Analoghe considerazioni valgono in relazione alle esigenze cautelari, la cui
sussistenza è stata correttamente desunta dal Tribunale — a fronte di mere
indimostrate asserzioni di segno contrario, ribadite nel ricorso per cassazione — dalle
modalità delle condotte criminose contestate all’indagata, nonché dalla complessità
dell’organizzazione criminale, che emerge dai riferimenti di tutti gli interlocutori delle
conversazioni intercettate ad una pluralità di soggetti, con divisione di ruoli. Lo stesso
Tribunale ha coerentemente sottolineato che l’indagata, ove rimessa in libertà,
potrebbe ritornare a delinquere, ponendo in essere quelle condotte di spaccio e
detenzione di sostanze stupefacenti che erano costante oggetto delle conversazioni fra
i coimputati. Quanto, infine, alle condizioni personali e familiari dell’indagata, lo stesso
Tribunale mostra di tenerne adeguatamente conto, sostituendo la misura della
custodia cautelare in carcere con quella meno afflittiva degli arresti domiciliari.

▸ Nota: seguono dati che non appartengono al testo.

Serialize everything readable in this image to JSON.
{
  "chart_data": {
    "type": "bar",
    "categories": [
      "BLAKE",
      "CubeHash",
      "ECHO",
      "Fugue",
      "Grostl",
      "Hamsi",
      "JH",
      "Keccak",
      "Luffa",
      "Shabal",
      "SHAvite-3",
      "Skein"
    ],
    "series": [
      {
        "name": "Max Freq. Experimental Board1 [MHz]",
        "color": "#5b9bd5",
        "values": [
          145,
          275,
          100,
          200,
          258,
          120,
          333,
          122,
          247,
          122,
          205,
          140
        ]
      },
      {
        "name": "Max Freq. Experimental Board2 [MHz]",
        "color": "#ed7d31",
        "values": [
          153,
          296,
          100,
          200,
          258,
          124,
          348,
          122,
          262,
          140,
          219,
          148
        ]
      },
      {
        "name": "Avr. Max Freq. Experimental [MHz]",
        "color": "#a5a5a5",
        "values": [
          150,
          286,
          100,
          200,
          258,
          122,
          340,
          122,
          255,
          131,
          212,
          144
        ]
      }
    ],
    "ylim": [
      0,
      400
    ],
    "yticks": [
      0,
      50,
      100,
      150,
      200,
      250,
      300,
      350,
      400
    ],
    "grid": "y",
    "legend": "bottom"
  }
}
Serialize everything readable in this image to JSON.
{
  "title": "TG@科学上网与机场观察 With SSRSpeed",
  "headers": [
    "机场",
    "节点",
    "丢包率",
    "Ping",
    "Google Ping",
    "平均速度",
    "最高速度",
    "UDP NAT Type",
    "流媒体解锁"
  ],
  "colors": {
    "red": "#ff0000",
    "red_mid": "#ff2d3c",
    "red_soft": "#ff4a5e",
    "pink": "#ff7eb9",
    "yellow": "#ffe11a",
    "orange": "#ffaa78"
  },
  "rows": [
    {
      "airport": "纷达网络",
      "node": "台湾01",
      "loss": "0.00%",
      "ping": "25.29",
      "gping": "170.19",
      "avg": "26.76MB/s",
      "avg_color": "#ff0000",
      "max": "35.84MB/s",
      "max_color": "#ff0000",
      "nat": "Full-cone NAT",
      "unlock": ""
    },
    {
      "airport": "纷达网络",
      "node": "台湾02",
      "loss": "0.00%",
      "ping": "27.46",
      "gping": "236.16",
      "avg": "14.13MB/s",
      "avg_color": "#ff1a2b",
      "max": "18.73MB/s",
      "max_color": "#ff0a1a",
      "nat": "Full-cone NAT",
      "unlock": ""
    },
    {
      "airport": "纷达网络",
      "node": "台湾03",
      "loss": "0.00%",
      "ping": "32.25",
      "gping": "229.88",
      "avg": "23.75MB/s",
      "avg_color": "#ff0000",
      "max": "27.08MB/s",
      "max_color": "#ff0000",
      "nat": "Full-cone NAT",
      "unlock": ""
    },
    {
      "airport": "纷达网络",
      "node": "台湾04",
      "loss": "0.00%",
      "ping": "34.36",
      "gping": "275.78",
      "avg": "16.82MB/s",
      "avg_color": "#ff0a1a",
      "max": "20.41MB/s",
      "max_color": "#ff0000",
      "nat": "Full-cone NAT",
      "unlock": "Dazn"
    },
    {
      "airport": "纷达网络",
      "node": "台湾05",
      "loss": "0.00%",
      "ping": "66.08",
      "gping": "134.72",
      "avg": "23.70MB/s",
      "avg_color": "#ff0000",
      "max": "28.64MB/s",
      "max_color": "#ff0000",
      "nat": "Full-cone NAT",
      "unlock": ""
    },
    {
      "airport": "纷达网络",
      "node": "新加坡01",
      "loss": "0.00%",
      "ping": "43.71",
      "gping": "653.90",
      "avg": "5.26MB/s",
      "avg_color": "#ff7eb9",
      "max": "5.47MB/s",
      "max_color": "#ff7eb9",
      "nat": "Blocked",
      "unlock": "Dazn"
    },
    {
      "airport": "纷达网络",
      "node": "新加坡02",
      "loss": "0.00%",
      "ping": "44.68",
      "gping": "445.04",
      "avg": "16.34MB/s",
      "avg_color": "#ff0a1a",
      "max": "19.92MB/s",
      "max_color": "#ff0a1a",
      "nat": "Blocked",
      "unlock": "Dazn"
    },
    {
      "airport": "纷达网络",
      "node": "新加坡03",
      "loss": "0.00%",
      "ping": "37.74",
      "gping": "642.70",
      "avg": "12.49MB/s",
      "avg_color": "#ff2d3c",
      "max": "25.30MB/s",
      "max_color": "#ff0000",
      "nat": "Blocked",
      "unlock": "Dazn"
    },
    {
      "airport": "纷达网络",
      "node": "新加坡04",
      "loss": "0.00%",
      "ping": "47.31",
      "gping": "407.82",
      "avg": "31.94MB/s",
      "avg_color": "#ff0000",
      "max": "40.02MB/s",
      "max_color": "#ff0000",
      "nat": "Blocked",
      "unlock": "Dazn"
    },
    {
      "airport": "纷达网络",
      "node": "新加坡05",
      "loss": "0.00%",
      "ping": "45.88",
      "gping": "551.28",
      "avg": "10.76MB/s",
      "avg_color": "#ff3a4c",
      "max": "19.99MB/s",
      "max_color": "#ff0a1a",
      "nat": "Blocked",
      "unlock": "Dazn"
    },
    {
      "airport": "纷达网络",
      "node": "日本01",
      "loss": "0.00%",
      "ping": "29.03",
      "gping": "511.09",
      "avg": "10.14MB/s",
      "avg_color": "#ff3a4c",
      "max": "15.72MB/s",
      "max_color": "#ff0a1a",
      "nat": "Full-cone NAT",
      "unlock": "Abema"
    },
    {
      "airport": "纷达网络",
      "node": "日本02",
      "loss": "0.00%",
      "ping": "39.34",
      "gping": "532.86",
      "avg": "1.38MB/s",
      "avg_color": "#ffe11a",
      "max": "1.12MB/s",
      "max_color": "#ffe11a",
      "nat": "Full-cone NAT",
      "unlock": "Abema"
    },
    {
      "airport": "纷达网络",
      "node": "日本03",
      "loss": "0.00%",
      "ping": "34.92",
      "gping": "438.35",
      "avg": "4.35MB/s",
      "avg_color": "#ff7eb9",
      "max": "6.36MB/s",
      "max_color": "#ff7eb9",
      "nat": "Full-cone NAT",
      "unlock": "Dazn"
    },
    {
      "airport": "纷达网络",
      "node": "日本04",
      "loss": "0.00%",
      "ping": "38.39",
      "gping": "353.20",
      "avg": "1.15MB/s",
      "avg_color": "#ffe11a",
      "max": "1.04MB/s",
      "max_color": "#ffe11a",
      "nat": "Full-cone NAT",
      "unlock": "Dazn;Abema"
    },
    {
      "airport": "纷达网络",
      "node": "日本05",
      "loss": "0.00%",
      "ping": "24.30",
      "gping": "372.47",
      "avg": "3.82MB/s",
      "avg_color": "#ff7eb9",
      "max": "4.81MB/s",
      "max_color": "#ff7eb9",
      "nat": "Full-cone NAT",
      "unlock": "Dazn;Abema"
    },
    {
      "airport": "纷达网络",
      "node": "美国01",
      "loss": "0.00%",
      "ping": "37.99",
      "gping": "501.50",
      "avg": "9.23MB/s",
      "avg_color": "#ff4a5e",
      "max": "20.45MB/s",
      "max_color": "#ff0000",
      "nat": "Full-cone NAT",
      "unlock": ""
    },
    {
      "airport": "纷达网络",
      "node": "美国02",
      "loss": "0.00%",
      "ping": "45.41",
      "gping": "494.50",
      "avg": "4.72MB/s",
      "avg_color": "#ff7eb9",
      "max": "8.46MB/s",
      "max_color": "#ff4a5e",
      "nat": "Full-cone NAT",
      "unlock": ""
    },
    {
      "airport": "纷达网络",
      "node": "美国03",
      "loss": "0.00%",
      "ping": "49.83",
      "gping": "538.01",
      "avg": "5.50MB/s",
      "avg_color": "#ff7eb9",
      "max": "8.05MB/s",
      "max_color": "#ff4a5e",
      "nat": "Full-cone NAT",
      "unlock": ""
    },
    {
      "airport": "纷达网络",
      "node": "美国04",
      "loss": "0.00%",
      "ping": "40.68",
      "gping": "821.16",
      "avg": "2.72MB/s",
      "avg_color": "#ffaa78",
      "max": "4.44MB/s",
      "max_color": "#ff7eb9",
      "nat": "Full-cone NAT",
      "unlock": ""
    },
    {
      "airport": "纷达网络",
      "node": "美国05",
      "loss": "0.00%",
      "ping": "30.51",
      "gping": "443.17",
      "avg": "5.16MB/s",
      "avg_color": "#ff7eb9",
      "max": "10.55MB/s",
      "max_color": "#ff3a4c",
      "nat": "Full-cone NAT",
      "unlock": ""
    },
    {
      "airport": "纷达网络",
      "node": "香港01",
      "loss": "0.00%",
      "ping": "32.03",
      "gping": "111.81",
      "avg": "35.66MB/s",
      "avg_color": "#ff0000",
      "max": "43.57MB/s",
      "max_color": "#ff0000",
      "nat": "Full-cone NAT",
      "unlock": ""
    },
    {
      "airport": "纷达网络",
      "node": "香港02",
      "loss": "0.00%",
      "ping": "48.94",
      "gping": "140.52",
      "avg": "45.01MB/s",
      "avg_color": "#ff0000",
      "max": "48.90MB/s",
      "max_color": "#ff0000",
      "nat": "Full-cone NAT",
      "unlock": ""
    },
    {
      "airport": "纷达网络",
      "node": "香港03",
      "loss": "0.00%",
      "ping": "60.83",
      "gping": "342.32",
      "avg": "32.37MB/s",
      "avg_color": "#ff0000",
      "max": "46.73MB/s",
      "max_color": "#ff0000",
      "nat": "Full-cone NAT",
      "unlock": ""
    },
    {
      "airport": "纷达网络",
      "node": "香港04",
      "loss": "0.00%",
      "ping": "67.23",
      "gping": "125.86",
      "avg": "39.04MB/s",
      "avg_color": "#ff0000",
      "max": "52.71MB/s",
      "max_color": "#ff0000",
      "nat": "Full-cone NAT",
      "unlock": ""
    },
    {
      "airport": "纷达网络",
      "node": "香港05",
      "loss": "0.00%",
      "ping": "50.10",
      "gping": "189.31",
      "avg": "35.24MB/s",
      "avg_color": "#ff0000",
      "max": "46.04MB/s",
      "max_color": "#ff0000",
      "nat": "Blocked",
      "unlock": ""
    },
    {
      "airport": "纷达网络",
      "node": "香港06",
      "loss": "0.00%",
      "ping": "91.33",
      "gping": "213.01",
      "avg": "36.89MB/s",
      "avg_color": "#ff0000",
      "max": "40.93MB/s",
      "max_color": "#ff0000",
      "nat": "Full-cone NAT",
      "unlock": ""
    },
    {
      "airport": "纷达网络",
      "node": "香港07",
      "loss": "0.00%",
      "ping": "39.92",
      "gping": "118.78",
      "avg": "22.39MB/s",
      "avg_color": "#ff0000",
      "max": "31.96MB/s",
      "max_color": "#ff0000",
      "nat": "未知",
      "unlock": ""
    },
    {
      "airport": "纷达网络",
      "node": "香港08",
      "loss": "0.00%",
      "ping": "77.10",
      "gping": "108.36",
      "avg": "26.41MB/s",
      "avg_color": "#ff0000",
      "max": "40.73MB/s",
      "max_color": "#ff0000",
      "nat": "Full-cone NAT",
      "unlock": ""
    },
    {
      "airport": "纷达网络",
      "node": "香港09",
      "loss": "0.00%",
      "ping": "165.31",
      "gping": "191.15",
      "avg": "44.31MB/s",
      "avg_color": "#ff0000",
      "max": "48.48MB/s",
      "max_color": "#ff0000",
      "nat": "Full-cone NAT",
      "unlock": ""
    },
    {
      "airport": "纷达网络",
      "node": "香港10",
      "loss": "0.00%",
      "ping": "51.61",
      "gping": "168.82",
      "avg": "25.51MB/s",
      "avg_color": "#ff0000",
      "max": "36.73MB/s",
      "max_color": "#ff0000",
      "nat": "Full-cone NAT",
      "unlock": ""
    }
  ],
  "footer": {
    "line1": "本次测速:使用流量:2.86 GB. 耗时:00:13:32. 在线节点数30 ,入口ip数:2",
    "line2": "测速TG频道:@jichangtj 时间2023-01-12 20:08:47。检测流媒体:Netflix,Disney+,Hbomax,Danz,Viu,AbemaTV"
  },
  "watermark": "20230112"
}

4. – Il ricorso deve perciò essere dichiarato inammissibile.
Tenuto conto della sentenza 13 giugno 2000, n. 186, della Corte costituzionale
e rilevato che, nella fattispecie, non sussistono elementi per ritenere che «la parte
abbia proposto il ricorso senza versare in colpa nella determinazione della causa di
inammissibilità», alla declaratoria dell’inammissibilità medesima consegue, a norma
dell’art. 616 cod. proc. pen., l’onere delle spese del procedimento nonché quello del
versamento della somma, in favore della Cassa delle ammende, equitativamente
fissata in C 1.000,00.
P.Q.M.
Dichiara inammissibile il ricorso e condanna la ricorrente al pagamento delle
spese processuali e della somma di C 1.000,00 in favore della Cassa delle ammende.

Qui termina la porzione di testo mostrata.